What is veteran refinancing and how does it work

The United States Department Of Veteran Affairs (or the VA) provides mortgages and loans to veterans, military men, and their families. How do people qualify, what kind of terms do they have to follow for mortgages, what portion of the loan must be guaranteed by the VA department- all of this is determined by the VA. On the other hand, the loan is furnished by private lenders like banks and other financial institutions.

Veterans refinance comes into use if you are a veteran and already have a VA-backed home loan. Before we take a deeper look into it, let’s understand what benefits are available to veteran borrowers:

  • No down payments are needed unless they are laid out as mandatory by the lender
  • Borrowers don’t need private mortgage insurance
  • There are no closing costs, and in some cases, they might be paid by the seller
  • Borrowers also are free from any prepayment penalty from paying off the loan early
  • The VA provides assistance to help borrowers avoid defaults

The VA also helps with veterans refinance, wherein borrowers can either utilize their home equity to draw out more cash for other purposes or reduce their monthly mortgages and switch over to a new loan with new terms. There are three ways that veterans can refinance their loans.

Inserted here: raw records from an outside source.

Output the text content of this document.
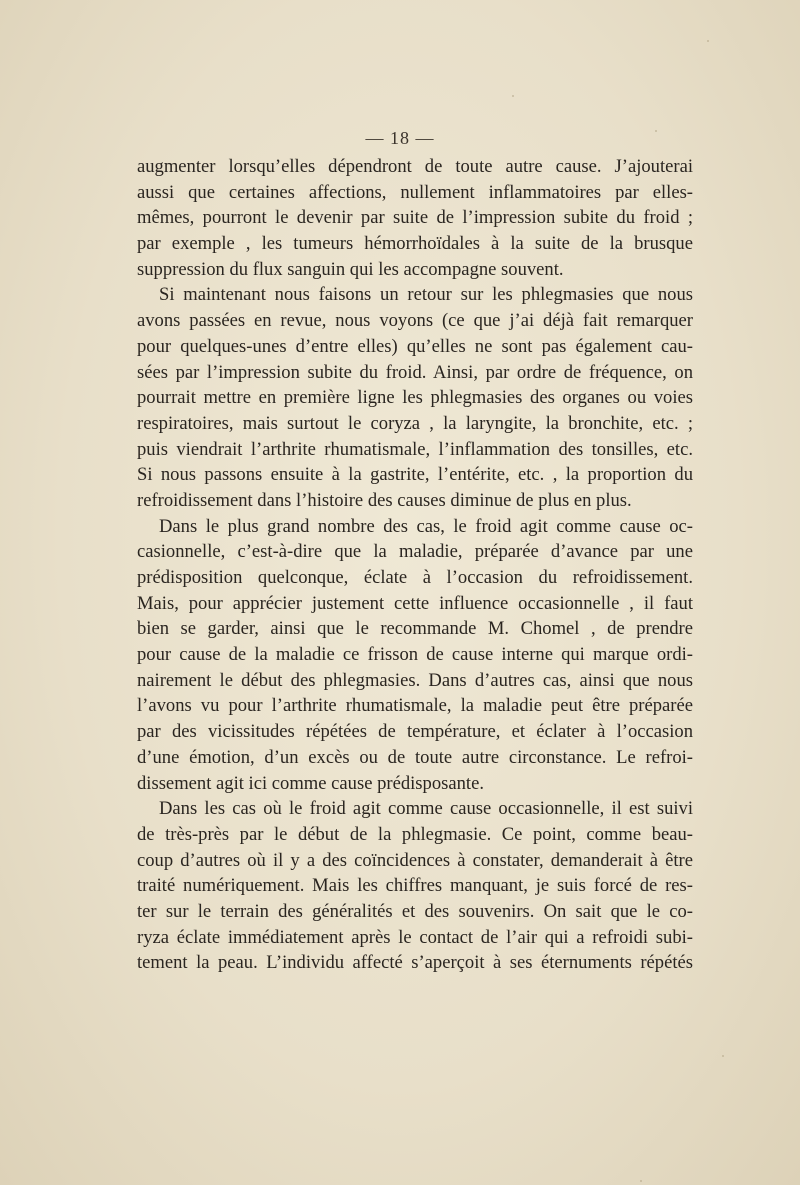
— 18 —
augmenter lorsqu’elles dépendront de toute autre cause. J’ajouterai
aussi que certaines affections, nullement inflammatoires par elles-
mêmes, pourront le devenir par suite de l’impression subite du froid ;
par exemple , les tumeurs hémorrhoïdales à la suite de la brusque
suppression du flux sanguin qui les accompagne souvent.
Si maintenant nous faisons un retour sur les phlegmasies que nous
avons passées en revue, nous voyons (ce que j’ai déjà fait remarquer
pour quelques-unes d’entre elles) qu’elles ne sont pas également cau-
sées par l’impression subite du froid. Ainsi, par ordre de fréquence, on
pourrait mettre en première ligne les phlegmasies des organes ou voies
respiratoires, mais surtout le coryza , la laryngite, la bronchite, etc. ;
puis viendrait l’arthrite rhumatismale, l’inflammation des tonsilles, etc.
Si nous passons ensuite à la gastrite, l’entérite, etc. , la proportion du
refroidissement dans l’histoire des causes diminue de plus en plus.
Dans le plus grand nombre des cas, le froid agit comme cause oc-
casionnelle, c’est-à-dire que la maladie, préparée d’avance par une
prédisposition quelconque, éclate à l’occasion du refroidissement.
Mais, pour apprécier justement cette influence occasionnelle , il faut
bien se garder, ainsi que le recommande M. Chomel , de prendre
pour cause de la maladie ce frisson de cause interne qui marque ordi-
nairement le début des phlegmasies. Dans d’autres cas, ainsi que nous
l’avons vu pour l’arthrite rhumatismale, la maladie peut être préparée
par des vicissitudes répétées de température, et éclater à l’occasion
d’une émotion, d’un excès ou de toute autre circonstance. Le refroi-
dissement agit ici comme cause prédisposante.
Dans les cas où le froid agit comme cause occasionnelle, il est suivi
de très-près par le début de la phlegmasie. Ce point, comme beau-
coup d’autres où il y a des coïncidences à constater, demanderait à être
traité numériquement. Mais les chiffres manquant, je suis forcé de res-
ter sur le terrain des généralités et des souvenirs. On sait que le co-
ryza éclate immédiatement après le contact de l’air qui a refroidi subi-
tement la peau. L’individu affecté s’aperçoit à ses éternuments répétés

Interest Rate Reduction Refinance Loan
An Interest Rate Reduction Refinance Loan (IRRRL) is also called a streamline loan. It can help reduce the monthly mortgage amount by helping borrowers with a lower interest rate. Moreover, it can also help stabilize your payments by allowing you to choose a fixed rate of interest over a variable rate. The streamline loan requires barely any paperwork and does not even require you to submit a credit report. Hence, the name streamline.

Please note that you can only refinance an existing VA-backed loan through the IRRRL. You also might want to take into account the closing costs of the old loan and talk to your lender about how you would like to pay for them. A cost-benefit analysis between what you gain through reduced interest rates and the cost of closing your loan might be able to reveal whether refinance indeed is a suitable option.

Cash-out refinance loan
With a cash-out refinance loan, borrowers can replace their existing loan with a new one and have new terms in place. In other words, if you’re looking to use your existing home mortgage to obtain cash or even if you want to refinance a non-VA loan to a VA-backed loan, then this is the way out for you.

You can use the extra cash to pay for school, make home improvements, or even buy something.

Once you have decided to proceed with the veterans refinance, you can approach a lender, who will take a look at your existing terms and other details. Typically, if you have your Certificate of Eligibility (COE), you are good to go. In addition to the COE, you might be needed to submit a few more documents for the new loan. These are your most recent paycheck stubs (last 30 days), W2 forms, and your federal income tax returns- both for the last two years.

The lender usually makes another appraisal or expert assessment of your home and decides on the amount of cash to be disbursed. Usually, veterans refinance providers will allow for 90% of the appraised amount to be cashed out. So, if you currently owe $50,000 and the appraised amount is $100,000, you are eligible to receive the difference between $90,000 and $50,000, minus any closing costs associated with the previous loan.